As I make my way through the blogosphere, I continue to be impressed with the collections of so many. Our treasured collections become color palette influences for many. Matching paint colors to our favorite collections and collectibles is one way to carry out a personal treasure theme.
When a client, friend or family member enlist my services in the color selection process, it often begins like a Kohler faucet commercial. I am shown an item and asked to design or decorate around the color(s) of the collection. Let the match game matching paint colors magic begin!
I’ve been introduced to new blogs this week via fall/autumn link parties. One fall mantel display immediately captured my attention. The author used pieces of blue and white French china from her personal collection. Another blog showed how a beautiful collection of leather books influenced the color scheme of a space. Decorating inspiration comes from many different influences. I realized I am among those who have been, and will continue to be, influenced by items they collect or hope to start collecting. I also thought it might be informative to play a round or two of Match Game: matching paint colors to items known to be collected for future decorative reference.
Probably one of the most recognizable colors in the world, the Tiffany Blue Box® was the referenced example used time and time again when selecting the paint color for our bedroom. Sweet Rhapsody by Behr is close, close, close.
Little Blue Box by Sherwin Williams is my second choice.
Gone With The Wind remains one of the most watched and loved Hollywood classics of all time. I fell in love with the movie poster when I was six years old, and forty two year later I still can’t get enough. If I didn’t know better, I would believe it is a requirement of my inner circle that you must own at least one piece of collectible GWTW memorabilia. I remain in good standing with my vintage hardcover copy of the book, 70th anniversary edition DVD, and a good idea of what paint best matches Miss Ellen’s portiers.

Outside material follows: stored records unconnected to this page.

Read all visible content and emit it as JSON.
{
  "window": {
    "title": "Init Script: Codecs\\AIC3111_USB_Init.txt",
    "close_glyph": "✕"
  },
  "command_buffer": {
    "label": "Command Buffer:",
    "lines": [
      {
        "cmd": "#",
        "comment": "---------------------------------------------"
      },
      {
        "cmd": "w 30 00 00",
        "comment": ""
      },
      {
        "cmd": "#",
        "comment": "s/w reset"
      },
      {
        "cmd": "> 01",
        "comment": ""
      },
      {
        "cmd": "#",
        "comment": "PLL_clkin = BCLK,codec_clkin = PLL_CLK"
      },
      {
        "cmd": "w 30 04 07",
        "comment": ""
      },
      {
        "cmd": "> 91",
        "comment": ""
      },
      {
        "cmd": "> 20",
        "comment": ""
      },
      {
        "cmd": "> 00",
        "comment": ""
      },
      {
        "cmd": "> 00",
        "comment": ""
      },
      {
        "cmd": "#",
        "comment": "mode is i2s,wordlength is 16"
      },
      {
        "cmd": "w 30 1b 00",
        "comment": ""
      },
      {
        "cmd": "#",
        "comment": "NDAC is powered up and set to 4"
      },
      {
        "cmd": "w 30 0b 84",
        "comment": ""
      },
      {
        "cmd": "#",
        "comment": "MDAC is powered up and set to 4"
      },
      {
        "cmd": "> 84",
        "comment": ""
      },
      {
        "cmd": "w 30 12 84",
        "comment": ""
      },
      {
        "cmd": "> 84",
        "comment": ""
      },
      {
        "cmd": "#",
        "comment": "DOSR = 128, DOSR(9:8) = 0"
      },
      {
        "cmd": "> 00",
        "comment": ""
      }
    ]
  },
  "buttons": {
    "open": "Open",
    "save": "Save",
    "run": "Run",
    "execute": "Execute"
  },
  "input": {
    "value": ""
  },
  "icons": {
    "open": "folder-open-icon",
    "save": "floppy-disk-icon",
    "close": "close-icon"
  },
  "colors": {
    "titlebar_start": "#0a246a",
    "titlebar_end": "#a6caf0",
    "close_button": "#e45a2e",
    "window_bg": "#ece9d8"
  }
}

Blue & white porcelain and pottery collections are both popular and stylish. Traditional blue and white wares of Chinese, English and Italian origin merge well with modern patterns to create beautiful displays. The varied shades of blue play well off of each other and the result is a visual treat.
Blueberry Buckle – Rainbow Bright – Annapolis Blue – Stunning Sapphire
Prussian Blue – Blue Suede Shoes – Delphinium – Stratford Blue
Loyal Blue – Georgian Bay – Commodore
Staffordshire dogs are highly collectible ceramic items. Dating back to the 1700’s, Staffordshire figurines were made in pottery companies located in the County of Staffordshire, England. Authentic Staffordshire figurines are rare beauties with proper and notable markings.
Vintage Staffordshire dog figurines can be valued in the hundreds of dollars. Staffordshire inspired reproductions or in the style off knock-offs are less expensive copies, making ownership more affordable. I have come to love authentic Staffordshire spaniel figurines and some of the better quality reproduced Staffordshire dog figurines. White, red, and rust continue to be the most common colors.
Coins come in as one of the top ranked collectibles. Years ago when my parents were big time Vegas visitors, my mother would bring back silver fifty cent pieces as souvenirs. My fascination with the metallic paints began right then and there. The fifty cent pieces are long gone and spent, but I’m rich in my love of the colors silver and copper.
Modern Masters Metallic – Silver
Modern Masters Metallic – Copper
Behr – Maple Glaze
This iconic example speaks for itself.
It is no surprise that matching paint colors to collections resonates with the decorating choices made by collectors.